I guess what it really comes down to is the fact that NO minister of the Campbell government has to be accountable for any of the screwups that they pull. When the Deloitte and Touche audit comes down for BCLC, just watch John Les start doing the Capital Two Step to hold on to his portfolio. Unfortunately the bar was greatly lowered when it came to ministerial accountability, the day that Gordo didn't step down as premier, and the people of this province re elected a man who in his term as premier was convicted of a criminal offense. That message I believe has resounded loud and clear with the Fiberals. In BC politics, you can do just about anything and there's no price to pay for it. Van Dongen tips off a fish farm of an impending inspection, wasn't forced to resign. Campbell gets busted in the Maui Owie, given a free pass.

Stan Hagen lets the convention centre costs sour above and beyond what the fast ferries cost the province, and no consequences for doing so. Of course, this is where the fiberal supporters go back to the "bad old 90s" argument. But the funnniest thing I've heard in the last while concerning the fiberals, comes from of all things, and advertisment for Christy Clark's soon to debut show on CKNW.

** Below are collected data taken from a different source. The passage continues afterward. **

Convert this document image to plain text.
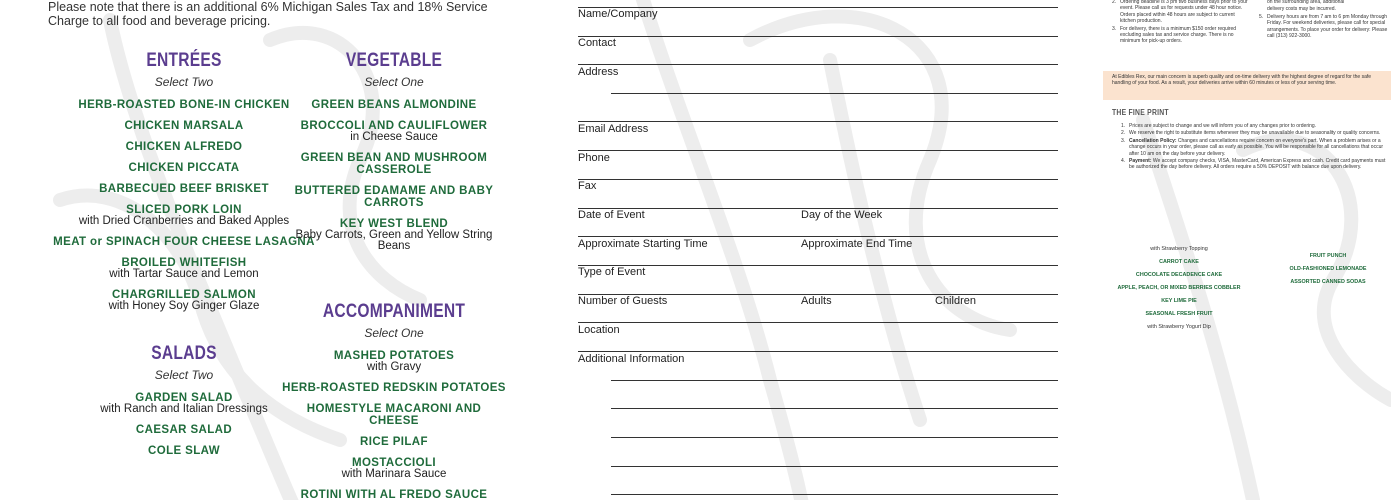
Please note that there is an additional 6% Michigan Sales Tax and 18% Service Charge to all food and beverage pricing.
ENTRÉES
Select Two
HERB-ROASTED BONE-IN CHICKEN
CHICKEN MARSALA
CHICKEN ALFREDO
CHICKEN PICCATA
BARBECUED BEEF BRISKET
SLICED PORK LOIN
with Dried Cranberries and Baked Apples
MEAT or SPINACH FOUR CHEESE LASAGNA
BROILED WHITEFISH
with Tartar Sauce and Lemon
CHARGRILLED SALMON
with Honey Soy Ginger Glaze
SALADS
Select Two
GARDEN SALAD
with Ranch and Italian Dressings
CAESAR SALAD
COLE SLAW
VEGETABLE
Select One
GREEN BEANS ALMONDINE
BROCCOLI AND CAULIFLOWER
in Cheese Sauce
GREEN BEAN AND MUSHROOM CASSEROLE
BUTTERED EDAMAME AND BABY CARROTS
KEY WEST BLEND
Baby Carrots, Green and Yellow String Beans
ACCOMPANIMENT
Select One
MASHED POTATOES
with Gravy
HERB-ROASTED REDSKIN POTATOES
HOMESTYLE MACARONI AND CHEESE
RICE PILAF
MOSTACCIOLI
with Marinara Sauce
ROTINI WITH AL FREDO SAUCE
Name/Company
Contact
Address
Email Address
Phone
Fax
Date of Event	Day of the Week
Approximate Starting Time	Approximate End Time
Type of Event
Number of Guests	Adults	Children
Location
Additional Information
2. Ordering deadline is 3 pm two business days prior to your event. Please call us for requests under 48 hour notice. Orders placed within 48 hours are subject to current kitchen production.
3. For delivery, there is a minimum $150 order required excluding sales tax and service charge. There is no minimum for pick-up orders.
on the surrounding area, additional
delivery costs may be incurred.
5. Delivery hours are from 7 am to 6 pm Monday through Friday. For weekend deliveries, please call for special arrangements. To place your order for delivery: Please call (313) 922-3000.
At Edibles Rex, our main concern is superb quality and on-time delivery with the highest degree of regard for the safe handling of your food. As a result, your deliveries arrive within 60 minutes or less of your serving time.
THE FINE PRINT
1. Prices are subject to change and we will inform you of any changes prior to ordering.
2. We reserve the right to substitute items whenever they may be unavailable due to seasonality or quality concerns.
3. Cancellation Policy: Changes and cancellations require concern on everyone's part. When a problem arises or a change occurs in your order, please call as early as possible. You will be responsible for all cancellations that occur after 10 am on the day before your delivery.
4. Payment: We accept company checks, VISA, MasterCard, American Express and cash. Credit card payments must be authorized the day before delivery. All orders require a 50% DEPOSIT with balance due upon delivery.
with Strawberry Topping
CARROT CAKE
CHOCOLATE DECADENCE CAKE
APPLE, PEACH, OR MIXED BERRIES COBBLER
KEY LIME PIE
SEASONAL FRESH FRUIT
with Strawberry Yogurt Dip
FRUIT PUNCH
OLD-FASHIONED LEMONADE
ASSORTED CANNED SODAS
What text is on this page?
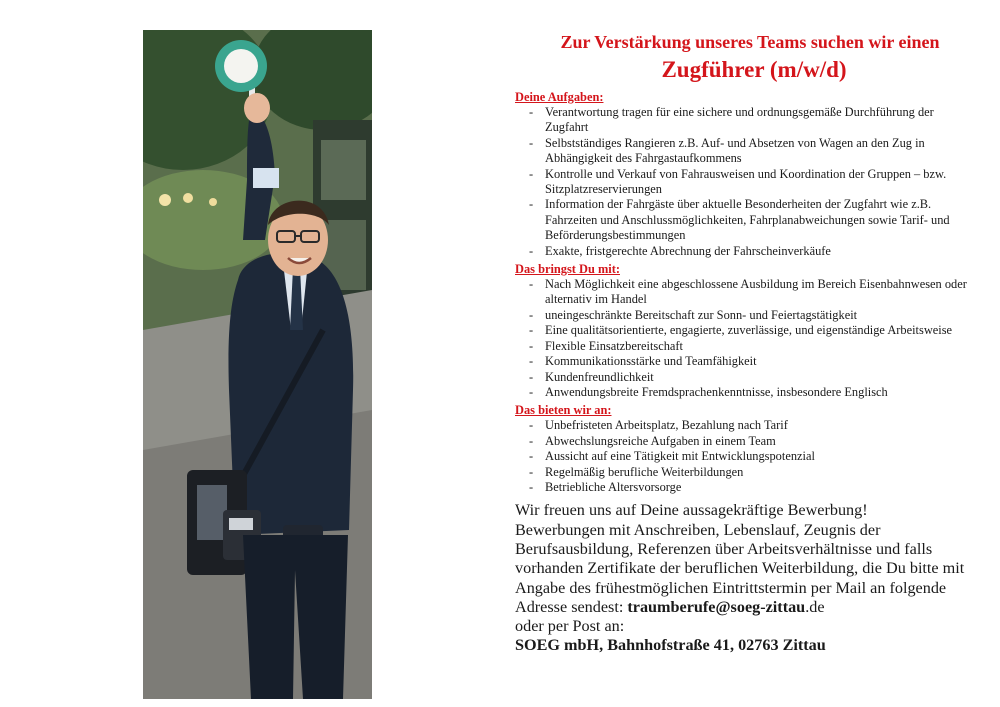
Zur Verstärkung unseres Teams suchen wir einen
Zugführer (m/w/d)

Deine Aufgaben:

- Verantwortung tragen für eine sichere und ordnungsgemäße Durchführung der Zugfahrt
- Selbstständiges Rangieren z.B. Auf- und Absetzen von Wagen an den Zug in Abhängigkeit des Fahrgastaufkommens
- Kontrolle und Verkauf von Fahrausweisen und Koordination der Gruppen – bzw. Sitzplatzreservierungen
- Information der Fahrgäste über aktuelle Besonderheiten der Zugfahrt wie z.B. Fahrzeiten und Anschlussmöglichkeiten, Fahrplanabweichungen sowie Tarif- und Beförderungsbestimmungen
- Exakte, fristgerechte Abrechnung der Fahrscheinverkäufe

Das bringst Du mit:

- Nach Möglichkeit eine abgeschlossene Ausbildung im Bereich Eisenbahnwesen oder alternativ im Handel
- uneingeschränkte Bereitschaft zur Sonn- und Feiertagstätigkeit
- Eine qualitätsorientierte, engagierte, zuverlässige, und eigenständige Arbeitsweise
- Flexible Einsatzbereitschaft
- Kommunikationsstärke und Teamfähigkeit
- Kundenfreundlichkeit
- Anwendungsbreite Fremdsprachenkenntnisse, insbesondere Englisch

Das bieten wir an:

- Unbefristeten Arbeitsplatz, Bezahlung nach Tarif
- Abwechslungsreiche Aufgaben in einem Team
- Aussicht auf eine Tätigkeit mit Entwicklungspotenzial
- Regelmäßig berufliche Weiterbildungen
- Betriebliche Altersvorsorge

Wir freuen uns auf Deine aussagekräftige Bewerbung!

Bewerbungen mit Anschreiben, Lebenslauf, Zeugnis der Berufsausbildung, Referenzen über Arbeitsverhältnisse und falls vorhanden Zertifikate der beruflichen Weiterbildung, die Du bitte mit Angabe des frühestmöglichen Eintrittstermin per Mail an folgende Adresse sendest: traumberufe@soeg-zittau.de

oder per Post an:

SOEG mbH, Bahnhofstraße 41, 02763 Zittau
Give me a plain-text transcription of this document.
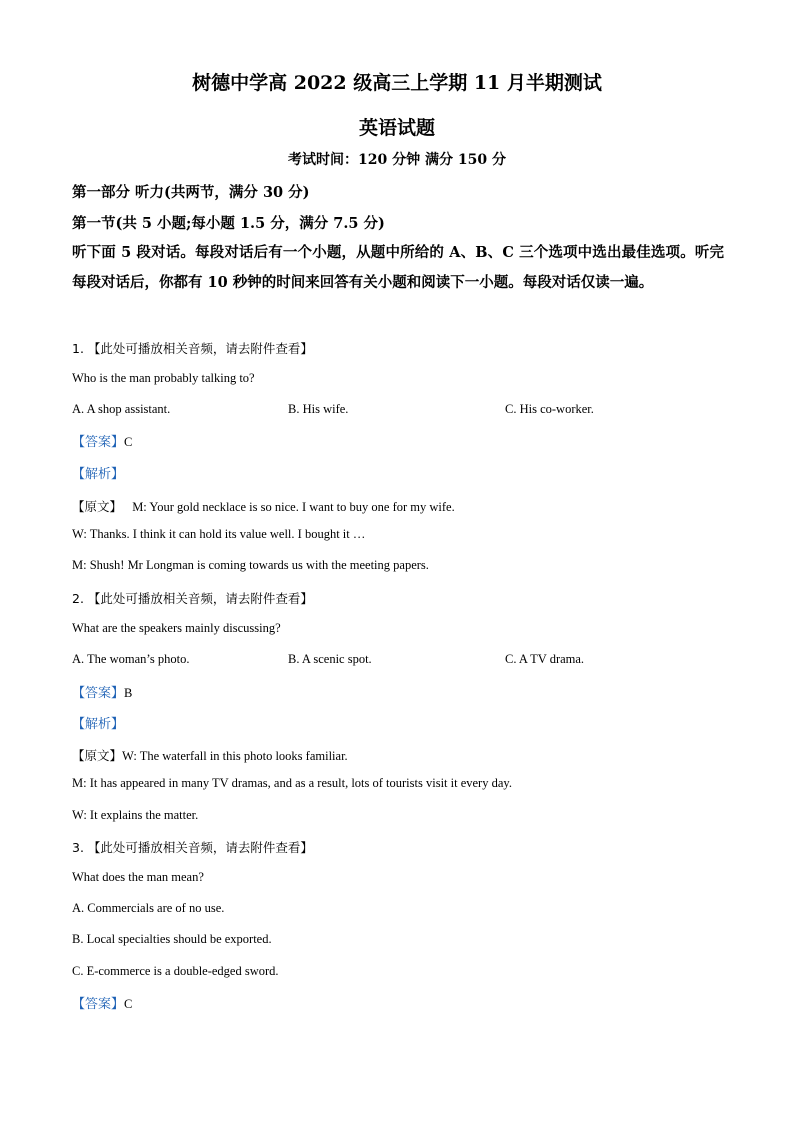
树德中学高 2022 级高三上学期 11 月半期测试
英语试题
考试时间：120 分钟 满分 150 分
第一部分 听力(共两节，满分 30 分)
第一节(共 5 小题;每小题 1.5 分，满分 7.5 分)
听下面 5 段对话。每段对话后有一个小题，从题中所给的 A、B、C 三个选项中选出最佳选项。听完每段对话后，你都有 10 秒钟的时间来回答有关小题和阅读下一小题。每段对话仅读一遍。
1. 【此处可播放相关音频，请去附件查看】
Who is the man probably talking to?
A. A shop assistant.	B. His wife.	C. His co-worker.
【答案】C
【解析】
【原文】 M: Your gold necklace is so nice. I want to buy one for my wife.
W: Thanks. I think it can hold its value well. I bought it …
M: Shush! Mr Longman is coming towards us with the meeting papers.
2. 【此处可播放相关音频，请去附件查看】
What are the speakers mainly discussing?
A. The woman’s photo.	B. A scenic spot.	C. A TV drama.
【答案】B
【解析】
【原文】W: The waterfall in this photo looks familiar.
M: It has appeared in many TV dramas, and as a result, lots of tourists visit it every day.
W: It explains the matter.
3. 【此处可播放相关音频，请去附件查看】
What does the man mean?
A. Commercials are of no use.
B. Local specialties should be exported.
C. E-commerce is a double-edged sword.
【答案】C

In it, she states, that in opposition, when the NDP wound up with a budget surplus, the opposition members would say, "you guys couldn't manage a popsicle stand." And yet, after recording the largest DEFICITS in BC history, we are supposed to believe that Carole Taylor and Gordon Campbell are the financial wunderkind of British Columbia, because we are now in surplus territory. Tell that to the people who are waiting in line for surgeries and health care.